My favorite moment in the finale was Olivia talking about being used by powerful men for much of her life, and Peter telling her that she was no longer alone in that situation. That's the kind of moment that keeps me coming back to "Fringe."
Once I dove back into Season 4, after a break that gave me time to accept that the show wasn't going back to the way things were, I could see what was attractive to the writers about examining the "Peter-free" version of the "Fringe" universe. I still think the ending of Season 3 was a bad idea and the start of Season 4 was a low point for the show, but I can see how that move allowed "Fringe" to keep playing around with ideas about trust, loss, identity and love.
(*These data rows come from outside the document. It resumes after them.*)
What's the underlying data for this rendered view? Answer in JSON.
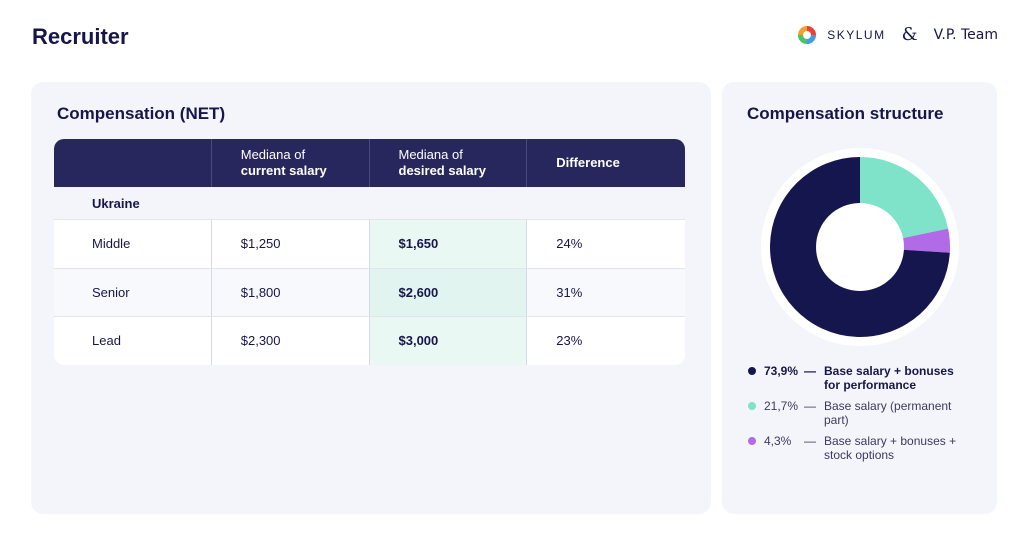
{
  "page": {
    "title": "Recruiter"
  },
  "brands": {
    "skylum": "SKYLUM",
    "ampersand": "&",
    "vp": "V.P. Team"
  },
  "compensation": {
    "title": "Compensation (NET)",
    "headers": [
      {
        "line1": "",
        "line2": ""
      },
      {
        "line1": "Mediana of",
        "line2": "current salary"
      },
      {
        "line1": "Mediana of",
        "line2": "desired salary"
      },
      {
        "line1": "Difference",
        "line2": ""
      }
    ],
    "group": "Ukraine",
    "rows": [
      {
        "level": "Middle",
        "current": "$1,250",
        "desired": "$1,650",
        "difference": "24%"
      },
      {
        "level": "Senior",
        "current": "$1,800",
        "desired": "$2,600",
        "difference": "31%"
      },
      {
        "level": "Lead",
        "current": "$2,300",
        "desired": "$3,000",
        "difference": "23%"
      }
    ]
  },
  "structure": {
    "title": "Compensation structure",
    "legend": [
      {
        "pct": "73,9%",
        "dash": "—",
        "label": "Base salary + bonuses for performance"
      },
      {
        "pct": "21,7%",
        "dash": "—",
        "label": "Base salary (permanent part)"
      },
      {
        "pct": "4,3%",
        "dash": "—",
        "label": "Base salary + bonuses + stock options"
      }
    ]
  },
  "chart_data": {
    "type": "pie",
    "title": "Compensation structure",
    "donut": true,
    "slices": [
      {
        "label": "Base salary + bonuses for performance",
        "value": 73.9,
        "color": "#16164f"
      },
      {
        "label": "Base salary (permanent part)",
        "value": 21.7,
        "color": "#7ee3c8"
      },
      {
        "label": "Base salary + bonuses + stock options",
        "value": 4.3,
        "color": "#b26be6"
      }
    ]
  }
}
And some of the resistance to Season 4 was purely personal, I realized a few weeks ago. I have a parent who, thanks to a serious neurological condition, is changing into someone else every few months (or weeks, it seems). Change can be terrifying, and I realize that I may be more resistant to it than most right now. Intellectual ideas about change melt away and don't matter much when faced with someone who is different every time you see them. But I'm learning a lot about letting go and accepting what's in front of me, which is the spirit with which I'll try to face what's coming next.
If I'm being honest, though, it was a relief that the end of the Season 4 finale didn't involve yet another massive alteration or reset for the characters. Olivia's baby will surely add a number of complications (is it even Peter's?), and it looks as though the Observers will be stirring things up once again. It appears I'm going to have to try to be more accepting of time shenanigans, which isn't my strong suit, but for Olivia, Peter, Walter and Astro, I'll give it a shot.
All in all, I still have a great deal of affection for "Fringe." And I'm glad that as the show heads into the home stretch, I can watch the final season with at least a modicum of anticipation. This is a show that takes chances that don't always pay off, but I remain happy that, in our universe, it will close out its five-season run with around 100 episodes.
Talk about truth being stranger than fiction.
A final note: I loathe the Twitter hashtags that Fox puts on the screen during episodes of "Fringe" (a social-media sin that other networks frequently commit as well). If fans want to tweet about something weird or cool happening on their TV screens, that should be part of a spontaneous grass-roots reaction, not a process controlled by a TV show's marketing or publicity agenda. To me, whoever is imposing onscreen hashtags is misunderstanding the very nature and purpose of Twitter, which is all about viewers guiding the conversation and commenting on their spontaneous experiences and reactions. It's not about obedient viewers following the commands they see on screen. #stopit #annoying
Update: A few fans on Twitter told me that the hashtags were part of a fan-generated campaign. Sorry for any incorrect impressions left by the paragraph above. This is the first I've heard of this effort, and I can't be the only viewer who wasn't aware that fans were involved. To elaborate on what I said above, I still find the hashtags distracting and an attempt to guide the conversation in non-spontaneous ways, and that's not something I personally appreciate. This is not singling "Fringe" out: In general, I am not a fan of anything on my TV screen except the show I'm watching. Your mileage may vary.